By: Auros Sat, 24 Dec 2011 23:32:30 +0000 youniquelikeme, if you think $100k in salary is “so low”, you really should get out and meet somebody who takes care of a family and saves to put the kids through college on the median family income, which is something like HALF that $100k. If you make $100k while living only modestly better than the median lifestyly, you could easily be socking away $40k every year. In just five years, you’ve saved $200k; earning even a modest 5% on it, and reinvesting all of it, you’ve just upped your annual savings to $50k; and so on.

A family earning $100k that really wants to, can accumulate quite a lot of wealth over the course of just a few decades.

By: youniquelikeme Sat, 24 Dec 2011 19:08:43 +0000 I do not wish to be skeptical, but I am wondering how a man can become “wealthy” if the total salaries are so low. I do so hope that the operation is entirely legitimate and continues to be the pillar of the community. (It sounded too good to be true after reading the whole story)

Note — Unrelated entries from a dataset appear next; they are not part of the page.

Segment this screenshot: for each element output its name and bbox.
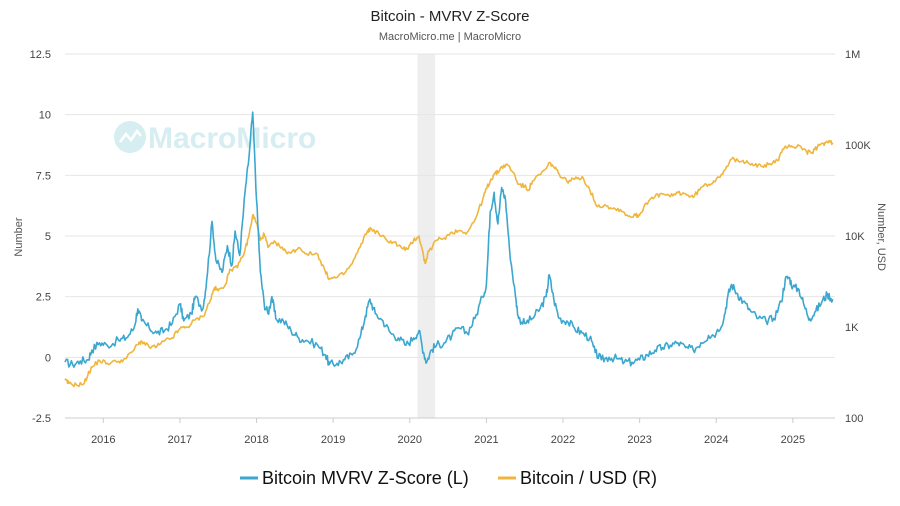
series-line-btc-usd bbox=[64, 139, 834, 388]
x-tick-label: 2025 bbox=[781, 434, 805, 446]
watermark-text: MacroMicro bbox=[148, 122, 316, 155]
left-tick-label: 12.5 bbox=[30, 49, 51, 61]
series-layer bbox=[64, 111, 834, 388]
left-tick-label: -2.5 bbox=[32, 413, 51, 425]
series-line-mvrv-z-score bbox=[64, 111, 834, 368]
chart-subtitle: MacroMicro.me | MacroMicro bbox=[379, 31, 521, 43]
left-tick-label: 0 bbox=[45, 352, 51, 364]
x-tick-label: 2017 bbox=[168, 434, 192, 446]
x-tick-label: 2019 bbox=[321, 434, 345, 446]
left-tick-label: 2.5 bbox=[36, 292, 51, 304]
left-tick-label: 7.5 bbox=[36, 170, 51, 182]
left-axis-label: Number bbox=[13, 217, 25, 256]
legend-label-btc-usd[interactable]: Bitcoin / USD (R) bbox=[520, 468, 657, 488]
right-tick-label: 1M bbox=[845, 49, 860, 61]
x-tick-label: 2016 bbox=[91, 434, 115, 446]
grid-layer bbox=[65, 53, 835, 419]
x-tick-label: 2021 bbox=[474, 434, 498, 446]
right-tick-label: 100K bbox=[845, 140, 871, 152]
watermark-logo-icon bbox=[114, 121, 146, 153]
x-tick-label: 2020 bbox=[398, 434, 422, 446]
left-tick-label: 10 bbox=[39, 110, 51, 122]
left-tick-label: 5 bbox=[45, 231, 51, 243]
right-tick-label: 1K bbox=[845, 322, 859, 334]
legend: Bitcoin MVRV Z-Score (L) Bitcoin / USD (… bbox=[240, 468, 657, 488]
x-tick-label: 2023 bbox=[627, 434, 651, 446]
tick-layer: -2.5 0 2.5 5 7.5 10 12.5 100 1K 10K 100K 1M 2016 2017… bbox=[30, 49, 872, 446]
right-tick-label: 100 bbox=[845, 413, 863, 425]
x-tick-label: 2024 bbox=[704, 434, 728, 446]
x-tick-label: 2022 bbox=[551, 434, 575, 446]
chart-title: Bitcoin - MVRV Z-Score bbox=[371, 8, 530, 25]
right-axis-label: Number, USD bbox=[875, 203, 887, 271]
legend-label-mvrv[interactable]: Bitcoin MVRV Z-Score (L) bbox=[262, 468, 469, 488]
x-tick-label: 2018 bbox=[244, 434, 268, 446]
right-tick-label: 10K bbox=[845, 231, 865, 243]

Buying local rundown properties will keep the town more stable, but he sounds like he has Disneyesque ideas, using bank profits, and that doesn’t bode well in a poor economy. I hope his head is in the same place his heart is…being the bank makes little profit, yet millions are being spent on distressed properties.

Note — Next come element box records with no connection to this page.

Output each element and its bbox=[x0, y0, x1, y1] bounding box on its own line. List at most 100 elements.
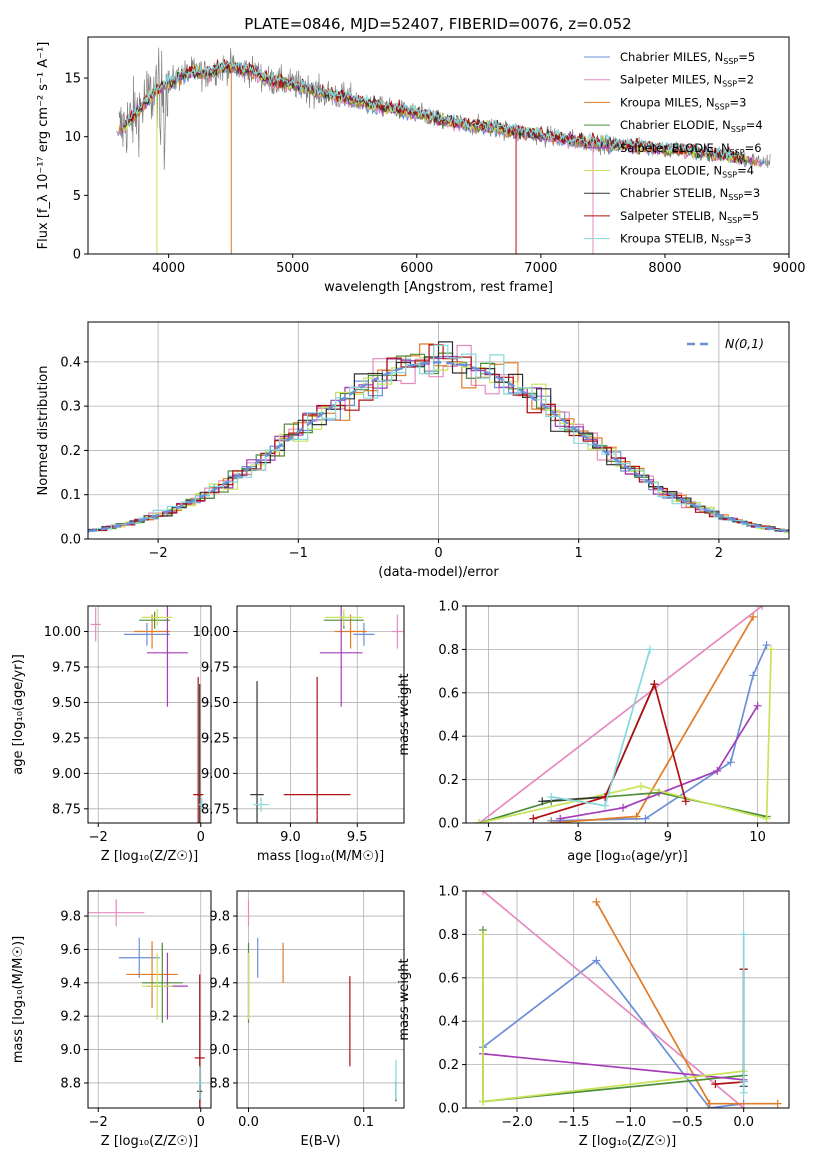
x-axis-label: (data-model)/error bbox=[378, 565, 499, 580]
y-tick-label: 0.3 bbox=[60, 400, 81, 415]
y-tick-label: 9.8 bbox=[209, 910, 230, 925]
weight-marker bbox=[636, 782, 645, 791]
legend-subscript: SSP bbox=[727, 216, 742, 225]
legend-label: N(0,1) bbox=[725, 336, 764, 351]
plot-area bbox=[475, 606, 776, 823]
legend-suffix: =5 bbox=[738, 50, 755, 64]
x-tick-label: −2.0 bbox=[501, 1115, 533, 1130]
x-axis-label: E(B-V) bbox=[300, 1134, 340, 1149]
y-tick-label: 10 bbox=[64, 130, 81, 145]
y-axis-label: Flux [f_λ 10⁻¹⁷ erg cm⁻² s⁻¹ A⁻¹] bbox=[36, 42, 51, 250]
weight-line bbox=[482, 891, 745, 1108]
weight-marker bbox=[529, 814, 538, 823]
chart-mass_vs_Z: −2 0 8.8 9.0 9.2 9.4 9.6 9.8 Z [log₁₀(Z/Z☉)] mass… bbox=[11, 890, 212, 1149]
y-tick-label: 8.8 bbox=[209, 1076, 230, 1091]
legend-suffix: =3 bbox=[743, 186, 760, 200]
weight-line bbox=[533, 681, 687, 820]
legend-suffix: =3 bbox=[730, 95, 747, 109]
chart-age_vs_Z: −2 0 8.75 9.00 9.25 9.50 9.75 10.00 Z [log₁₀(Z/Z… bbox=[11, 605, 212, 864]
weight-marker bbox=[739, 1104, 748, 1108]
chart-weight_vs_age: 7 8 9 10 0.0 0.2 0.4 0.6 0.8 1.0 age [log₁₀(age/yr… bbox=[397, 600, 790, 864]
x-tick-label: 0.1 bbox=[353, 1115, 374, 1130]
x-tick-label: 9.0 bbox=[280, 830, 301, 845]
legend-label: Chabrier STELIB, NSSP=3 bbox=[620, 186, 760, 202]
y-tick-label: 9.50 bbox=[52, 696, 81, 711]
x-tick-label: 7000 bbox=[524, 261, 557, 276]
weight-marker bbox=[739, 930, 748, 939]
weight-line bbox=[482, 959, 744, 1108]
y-tick-label: 5 bbox=[73, 189, 81, 204]
y-tick-label: 0.0 bbox=[438, 817, 459, 832]
y-axis-label: mass [log₁₀(M/M☉)] bbox=[11, 936, 26, 1063]
weight-marker bbox=[762, 814, 771, 823]
y-tick-label: 10.00 bbox=[193, 625, 230, 640]
x-tick-label: 4000 bbox=[152, 261, 185, 276]
x-tick-label: 0 bbox=[197, 830, 205, 845]
y-tick-label: 0.2 bbox=[438, 773, 459, 788]
y-tick-label: 9.00 bbox=[52, 767, 81, 782]
weight-line bbox=[551, 616, 754, 823]
y-tick-label: 0.4 bbox=[438, 730, 459, 745]
weight-marker bbox=[753, 701, 762, 710]
x-tick-label: 0.0 bbox=[238, 1115, 259, 1130]
y-tick-label: 9.00 bbox=[201, 767, 230, 782]
y-tick-label: 9.50 bbox=[201, 696, 230, 711]
x-tick-label: 2 bbox=[715, 546, 723, 561]
chart-mass_vs_ebv: 0.0 0.1 8.8 9.0 9.2 9.4 9.6 9.8 E(B-V) bbox=[209, 890, 405, 1149]
x-tick-label: −2 bbox=[89, 1115, 108, 1130]
y-tick-label: 9.0 bbox=[60, 1043, 81, 1058]
y-tick-label: 8.75 bbox=[52, 802, 81, 817]
x-tick-label: 5000 bbox=[276, 261, 309, 276]
weight-marker bbox=[650, 680, 659, 689]
x-tick-label: 7 bbox=[484, 830, 492, 845]
x-tick-label: 6000 bbox=[400, 261, 433, 276]
plot-area bbox=[247, 899, 397, 1102]
x-tick-label: 10 bbox=[749, 830, 766, 845]
x-tick-label: −1 bbox=[289, 546, 308, 561]
weight-marker bbox=[758, 606, 767, 610]
x-tick-label: 0 bbox=[197, 1115, 205, 1130]
x-tick-label: 8 bbox=[574, 830, 582, 845]
axes-frame bbox=[465, 605, 790, 824]
weight-marker bbox=[739, 1088, 748, 1097]
legend-subscript: SSP bbox=[722, 80, 737, 89]
x-tick-label: 9000 bbox=[772, 261, 805, 276]
y-tick-label: 9.2 bbox=[60, 1010, 81, 1025]
x-axis-label: age [log₁₀(age/yr)] bbox=[567, 849, 688, 864]
x-tick-label: 0.0 bbox=[733, 1115, 754, 1130]
residual-histogram bbox=[88, 344, 789, 533]
y-tick-label: 15 bbox=[64, 72, 81, 87]
y-tick-label: 9.2 bbox=[209, 1010, 230, 1025]
plot-area bbox=[90, 606, 205, 823]
weight-marker bbox=[632, 812, 641, 821]
y-tick-label: 8.8 bbox=[60, 1076, 81, 1091]
y-tick-label: 9.6 bbox=[60, 943, 81, 958]
y-tick-label: 1.0 bbox=[438, 600, 459, 615]
weight-marker bbox=[479, 1097, 487, 1106]
legend-subscript: SSP bbox=[715, 102, 730, 111]
weight-marker bbox=[592, 897, 601, 906]
y-tick-label: 9.25 bbox=[52, 731, 81, 746]
weight-marker bbox=[645, 645, 654, 654]
weight-marker bbox=[592, 956, 601, 965]
y-tick-label: 0.6 bbox=[438, 686, 459, 701]
legend-subscript: SSP bbox=[730, 148, 745, 157]
legend-subscript: SSP bbox=[722, 171, 737, 180]
axes-frame bbox=[236, 890, 405, 1109]
y-tick-label: 0.1 bbox=[60, 488, 81, 503]
y-tick-label: 9.75 bbox=[201, 660, 230, 675]
weight-marker bbox=[538, 797, 547, 806]
y-axis-label: mass weight bbox=[397, 673, 412, 755]
x-tick-label: −2 bbox=[89, 830, 108, 845]
x-tick-label: 9 bbox=[664, 830, 672, 845]
legend-label: Salpeter ELODIE, NSSP=6 bbox=[620, 141, 762, 157]
y-tick-label: 0.0 bbox=[438, 1102, 459, 1117]
legend-suffix: =4 bbox=[737, 164, 754, 178]
weight-marker bbox=[726, 758, 735, 767]
x-tick-label: 1 bbox=[575, 546, 583, 561]
x-axis-label: Z [log₁₀(Z/Z☉)] bbox=[579, 1134, 676, 1149]
residual-histogram bbox=[88, 343, 789, 532]
model-fit-line bbox=[126, 60, 740, 159]
y-tick-label: 0.8 bbox=[438, 928, 459, 943]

Credit Unions are the Jimmy Stewart operations of today. I have no idea why people are not flocking to them, being they give among the best rates, negotiate with long term customers, return fees when you have steady deposits and have lower fees than most banks? People have a choice, yet don’t exercise it.

Given the choice of a large bank and this one, I would choose the local community bank…

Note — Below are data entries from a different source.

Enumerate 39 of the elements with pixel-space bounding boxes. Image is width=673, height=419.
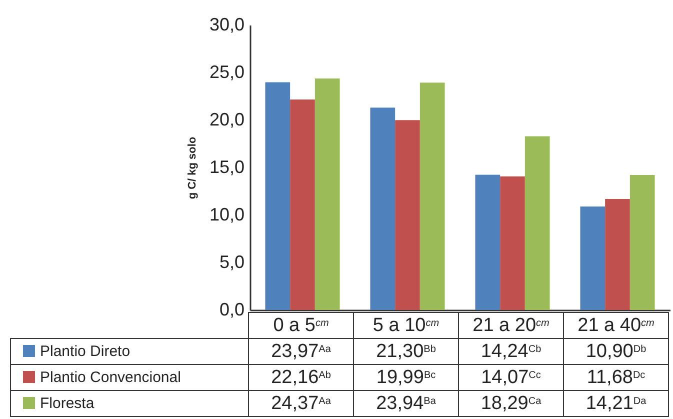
data-label: 23,97$^{Aa}$	[248, 338, 354, 364]
legend-label: Plantio Direto	[10, 338, 248, 364]
x-tick-label: 21 a 40$^{cm}$	[564, 312, 668, 338]
y-tick-label: 15,0	[209, 157, 244, 177]
legend-label: Floresta	[10, 390, 248, 416]
x-tick-label: 5 a 10$^{cm}$	[354, 312, 458, 338]
data-label: 23,94$^{Ba}$	[354, 390, 458, 416]
bar	[580, 206, 606, 310]
data-label: 18,29$^{Ca}$	[458, 390, 564, 416]
bar	[290, 99, 315, 310]
y-tick-label: 0,0	[219, 300, 244, 320]
data-label: 22,16$^{Ab}$	[248, 364, 354, 390]
data-label: 10,90$^{Db}$	[564, 338, 668, 364]
bar	[314, 78, 340, 310]
bar	[395, 120, 420, 310]
y-axis-title: g C/ kg solo	[186, 136, 198, 200]
data-label: 24,37$^{Aa}$	[248, 390, 354, 416]
y-tick-label: 20,0	[209, 110, 244, 130]
bar	[524, 136, 550, 310]
bar	[475, 174, 500, 310]
y-tick-label: 10,0	[209, 204, 244, 224]
data-label: 19,99$^{Bc}$	[354, 364, 458, 390]
bar	[265, 82, 290, 310]
data-label: 11,68$^{Dc}$	[564, 364, 668, 390]
x-tick-label: 21 a 20$^{cm}$	[458, 312, 564, 338]
bar	[630, 175, 655, 310]
bar	[420, 82, 445, 310]
legend-label: Plantio Convencional	[10, 364, 248, 390]
y-tick-label: 30,0	[209, 14, 244, 34]
data-label: 14,07$^{Cc}$	[458, 364, 564, 390]
y-tick-label: 5,0	[219, 252, 244, 272]
bar	[370, 108, 396, 310]
data-label: 14,24$^{Cb}$	[458, 338, 564, 364]
bar	[500, 176, 525, 310]
data-label: 14,21$^{Da}$	[564, 390, 668, 416]
data-label: 21,30$^{Bb}$	[354, 338, 458, 364]
x-tick-label: 0 a 5$^{cm}$	[248, 312, 354, 338]
bar	[605, 199, 630, 310]
y-tick-label: 25,0	[209, 62, 244, 82]
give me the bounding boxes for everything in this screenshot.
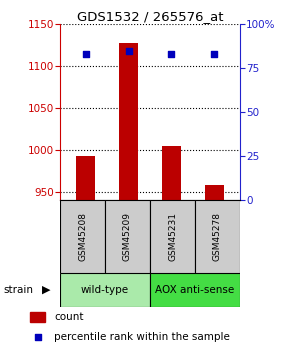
Bar [205,185,224,200]
Bar [119,42,138,200]
Text: GSM45231: GSM45231 [168,212,177,261]
Bar [150,200,195,273]
Bar [105,200,150,273]
Title: GDS1532 / 265576_at: GDS1532 / 265576_at [77,10,223,23]
Text: AOX anti-sense: AOX anti-sense [155,285,235,295]
Bar [195,200,240,273]
Point [126,48,131,53]
Point [212,51,217,57]
Text: GSM45278: GSM45278 [213,212,222,261]
Point [35,334,40,339]
Bar [150,273,240,307]
Text: GSM45209: GSM45209 [123,212,132,261]
Bar [162,147,181,200]
Point [169,51,174,57]
Text: wild-type: wild-type [81,285,129,295]
Bar [76,156,95,200]
Bar [30,312,45,322]
Text: percentile rank within the sample: percentile rank within the sample [54,332,230,342]
Point [83,51,88,57]
Bar [60,200,105,273]
Text: count: count [54,312,83,322]
Bar [60,273,150,307]
Text: GSM45208: GSM45208 [78,212,87,261]
Text: strain: strain [3,285,33,295]
Text: ▶: ▶ [42,285,51,295]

By: onthelake Sat, 24 Dec 2011 17:35:06 +0000 Feuer describes Mr Cullen as “a well-to-do man”; but he’s clearly not extracting a huge salary from his bank


By the standards of middle USA, he would be ‘well to do’ in a small town. Both he and his wife work at the bank – 2 of the 8 employees. Assume that they each make 50% more than the other staff. $276,000 in salaries divided by [6 + (2 x 1 1/2) = employees at around $30,600 and him and his wife each at $46,000. His household would have $92,000 in salaries. Add in 1/3rd of the directors $34,000 and his household has $103,300 a year.

And out in the real wolrd – not the world of the NYC/DC chattering classes, $100,000 a year household income is ‘well to do.”



DOn’t know if the prior bak president was Jimmy Stewart but sure sounds like this guy is a distant cousin to the presidents of our 2 little community banks here in tow. Both only have 2 branches. Both have online banking and bill pay. Both are run just the same way.

By: FifthDecade Sat, 24 Dec 2011 14:18:32 +0000 The manager prior to 1957 wasn’t James Stewart by any chance, was it? :D

By: Frwip Sat, 24 Dec 2011 07:21:05 +0000 Credit unions can’t accept state and municipal deposits but states can create their own state bank like the Bank of North Dakota and get pretty much the same results.

Of course, bankers will lobby like mad against any state legislator who would have the impudence to try to cut them them off.